Le mardi 10 juillet, Guillaume, accompagné de la princesse Louise, de sa sœur, de trois de ses filles et du bourgmestre de Leeuwarden, descend l’escalier qui conduit à la petite salle à manger privée, au rez-de-chaussée.  Il aperçoit au bas des marches son courrier.  Que veut-il ? Un passeport - chose normale - il en aura un.  La princesse s’inquiète tout de même un peu, fait observer que le personnage n’a pas « bonne mine » et surtout s’est exprimé d’une voix mal assurée.  Louise, prompte à s’alarmer depuis l’assassinat de son père, l’amiral de Coligny, a le pressentiment d’un nouveau malheur.  Cet homme lui fait une impression sinistre.  En passant à table le prince, souriant, rassure sa femme.  Pas apaisée du tout, elle essaie, pendant le repas, de faire partager ses soupçons à son mari.  Peine perdue.
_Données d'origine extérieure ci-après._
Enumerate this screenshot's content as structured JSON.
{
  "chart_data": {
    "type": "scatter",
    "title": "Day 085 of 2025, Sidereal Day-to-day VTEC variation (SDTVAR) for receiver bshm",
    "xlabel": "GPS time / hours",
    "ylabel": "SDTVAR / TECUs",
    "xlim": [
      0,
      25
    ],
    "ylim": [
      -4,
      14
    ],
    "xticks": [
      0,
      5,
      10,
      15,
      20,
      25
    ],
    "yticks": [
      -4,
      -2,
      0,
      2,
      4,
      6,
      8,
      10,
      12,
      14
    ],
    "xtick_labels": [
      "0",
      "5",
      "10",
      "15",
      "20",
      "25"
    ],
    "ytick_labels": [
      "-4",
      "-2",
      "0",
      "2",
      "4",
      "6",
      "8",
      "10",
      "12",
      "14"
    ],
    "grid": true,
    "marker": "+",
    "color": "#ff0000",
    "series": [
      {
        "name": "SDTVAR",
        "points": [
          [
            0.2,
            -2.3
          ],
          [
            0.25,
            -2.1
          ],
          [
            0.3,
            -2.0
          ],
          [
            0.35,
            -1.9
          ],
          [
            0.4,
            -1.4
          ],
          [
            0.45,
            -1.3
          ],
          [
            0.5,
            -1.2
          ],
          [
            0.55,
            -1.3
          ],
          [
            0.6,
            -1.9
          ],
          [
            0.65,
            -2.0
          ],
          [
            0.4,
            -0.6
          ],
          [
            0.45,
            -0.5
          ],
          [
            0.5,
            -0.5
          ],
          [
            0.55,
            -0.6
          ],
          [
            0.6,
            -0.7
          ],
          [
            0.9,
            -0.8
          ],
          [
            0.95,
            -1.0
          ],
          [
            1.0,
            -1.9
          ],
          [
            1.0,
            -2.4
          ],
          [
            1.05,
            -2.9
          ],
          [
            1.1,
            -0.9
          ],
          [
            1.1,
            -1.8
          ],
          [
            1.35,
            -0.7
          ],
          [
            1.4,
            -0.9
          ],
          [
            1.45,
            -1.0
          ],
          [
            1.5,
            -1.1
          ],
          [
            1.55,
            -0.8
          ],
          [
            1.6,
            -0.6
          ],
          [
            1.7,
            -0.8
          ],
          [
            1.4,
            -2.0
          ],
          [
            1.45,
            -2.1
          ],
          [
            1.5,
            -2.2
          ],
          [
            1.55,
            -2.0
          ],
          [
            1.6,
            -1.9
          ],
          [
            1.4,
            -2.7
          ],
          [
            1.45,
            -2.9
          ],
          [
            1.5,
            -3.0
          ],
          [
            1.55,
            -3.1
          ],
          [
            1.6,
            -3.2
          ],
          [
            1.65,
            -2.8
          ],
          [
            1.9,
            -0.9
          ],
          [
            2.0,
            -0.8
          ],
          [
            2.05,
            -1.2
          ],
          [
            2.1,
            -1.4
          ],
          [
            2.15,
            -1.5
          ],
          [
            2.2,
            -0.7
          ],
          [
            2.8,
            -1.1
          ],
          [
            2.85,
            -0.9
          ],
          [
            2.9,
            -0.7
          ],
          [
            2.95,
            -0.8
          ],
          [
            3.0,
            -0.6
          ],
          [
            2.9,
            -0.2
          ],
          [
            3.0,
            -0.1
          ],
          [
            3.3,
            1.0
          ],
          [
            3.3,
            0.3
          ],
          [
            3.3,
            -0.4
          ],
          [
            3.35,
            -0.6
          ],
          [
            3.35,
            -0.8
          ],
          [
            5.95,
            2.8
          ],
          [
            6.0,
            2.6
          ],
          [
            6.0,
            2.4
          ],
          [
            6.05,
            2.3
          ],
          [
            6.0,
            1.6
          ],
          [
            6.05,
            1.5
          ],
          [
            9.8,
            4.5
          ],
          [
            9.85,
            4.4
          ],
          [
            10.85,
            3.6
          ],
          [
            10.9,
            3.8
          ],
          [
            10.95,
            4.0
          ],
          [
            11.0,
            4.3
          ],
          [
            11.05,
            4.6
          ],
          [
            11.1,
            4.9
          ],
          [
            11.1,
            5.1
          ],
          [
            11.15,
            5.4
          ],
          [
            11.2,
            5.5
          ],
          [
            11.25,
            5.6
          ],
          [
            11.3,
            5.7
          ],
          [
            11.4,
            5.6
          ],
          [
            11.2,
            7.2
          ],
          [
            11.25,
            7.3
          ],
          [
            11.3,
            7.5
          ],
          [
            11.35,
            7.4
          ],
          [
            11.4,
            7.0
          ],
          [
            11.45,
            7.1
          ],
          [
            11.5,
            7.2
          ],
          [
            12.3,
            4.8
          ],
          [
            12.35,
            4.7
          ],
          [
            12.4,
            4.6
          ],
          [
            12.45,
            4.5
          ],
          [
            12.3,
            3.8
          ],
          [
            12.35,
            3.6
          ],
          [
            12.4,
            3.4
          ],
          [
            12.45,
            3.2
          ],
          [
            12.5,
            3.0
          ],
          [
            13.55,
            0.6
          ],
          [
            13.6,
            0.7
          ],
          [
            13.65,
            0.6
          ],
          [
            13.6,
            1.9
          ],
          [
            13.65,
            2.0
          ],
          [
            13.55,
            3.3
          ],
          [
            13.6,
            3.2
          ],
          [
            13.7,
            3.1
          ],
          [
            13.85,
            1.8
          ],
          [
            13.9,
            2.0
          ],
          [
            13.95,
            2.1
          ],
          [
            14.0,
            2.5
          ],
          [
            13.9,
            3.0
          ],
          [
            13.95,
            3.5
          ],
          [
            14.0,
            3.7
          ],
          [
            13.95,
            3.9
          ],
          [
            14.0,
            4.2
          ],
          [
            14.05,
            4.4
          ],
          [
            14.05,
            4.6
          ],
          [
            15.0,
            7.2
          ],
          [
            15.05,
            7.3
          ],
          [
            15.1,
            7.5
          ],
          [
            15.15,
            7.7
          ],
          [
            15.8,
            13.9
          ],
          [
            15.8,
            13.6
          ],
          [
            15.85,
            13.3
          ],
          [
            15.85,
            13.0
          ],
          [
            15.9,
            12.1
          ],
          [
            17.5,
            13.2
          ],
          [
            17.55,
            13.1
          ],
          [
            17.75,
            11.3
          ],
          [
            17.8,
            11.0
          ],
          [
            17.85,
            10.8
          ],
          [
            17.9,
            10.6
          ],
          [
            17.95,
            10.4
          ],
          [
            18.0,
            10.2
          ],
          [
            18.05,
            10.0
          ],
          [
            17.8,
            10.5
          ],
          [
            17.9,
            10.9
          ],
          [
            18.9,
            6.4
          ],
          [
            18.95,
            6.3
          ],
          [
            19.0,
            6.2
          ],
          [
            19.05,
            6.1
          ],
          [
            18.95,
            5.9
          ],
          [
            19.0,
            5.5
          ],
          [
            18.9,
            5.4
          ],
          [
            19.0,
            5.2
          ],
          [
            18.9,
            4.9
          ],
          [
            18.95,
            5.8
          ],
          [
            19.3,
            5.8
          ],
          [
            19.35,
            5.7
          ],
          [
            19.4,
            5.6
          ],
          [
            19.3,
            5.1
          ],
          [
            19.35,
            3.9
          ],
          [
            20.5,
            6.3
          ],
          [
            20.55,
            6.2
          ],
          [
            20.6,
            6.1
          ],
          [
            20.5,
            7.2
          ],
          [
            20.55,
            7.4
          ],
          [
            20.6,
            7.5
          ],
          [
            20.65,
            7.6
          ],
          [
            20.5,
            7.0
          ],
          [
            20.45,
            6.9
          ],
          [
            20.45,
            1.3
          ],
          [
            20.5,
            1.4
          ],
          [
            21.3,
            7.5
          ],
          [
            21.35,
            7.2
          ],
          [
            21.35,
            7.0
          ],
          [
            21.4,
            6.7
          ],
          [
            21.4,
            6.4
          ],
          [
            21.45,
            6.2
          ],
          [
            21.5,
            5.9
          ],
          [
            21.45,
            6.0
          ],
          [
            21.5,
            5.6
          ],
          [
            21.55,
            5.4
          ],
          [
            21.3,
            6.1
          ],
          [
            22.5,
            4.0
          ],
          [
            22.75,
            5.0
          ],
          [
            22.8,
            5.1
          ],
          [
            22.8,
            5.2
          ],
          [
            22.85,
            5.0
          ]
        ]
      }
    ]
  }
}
Pendant ce temps, l’homme se promène derrière l’hôtel, près des écuries. 
A l’instant où les convives se lèvent, il est environ deux heures, l’homme se tient derrière un pilier de la galerie à la sortie de la salle.  Ses pistolets au côté gauche, cachés sous le pan d’un manteau jeté sur une épaule.  Sa main droite tient un papier comme s’il s’apprêtait à le faire signer.  Le prince paraît mais ne s’attarde pas.  Il a déjà un pied sur la première marche de l’escalier. 

Tout va très vite, le meurtrier s’avance, sort l’un de ses pistolets et fait feu sur Guillaume. 

La balle traverse la poitrine.  Le prince chancelle.  Son écuyer, Jacques van Malderen, se précipite pour le soutenir, l’aide à s’asseoir sur les marches.  Des lèvres du moribond, s’échappe un murmure : «  Mon Dieu aie pitié de mon âme et de ce pauvre peuple ».  Sa sœur, penchée sur lui, avec angoisse, l’interroge en allemand : « Recommande-t-il son âme à Jésus-Christ ? ».  Il parvient encore à articuler un faible « Ja » et sombre dans le coma.  A peine a-t-on le temps de le porter dans la salle où il vient de prendre son dernier repas, qu’il rend l’âme.


Son assassin arrêté, jugé et condamné à mort pour régicide subira sa peine avec la patience du fanatique.  Sa famille, récompensée par Philippe II, sera anoblie.  Plus tard, un roi de France supprimera ce titre de noblesse infâme.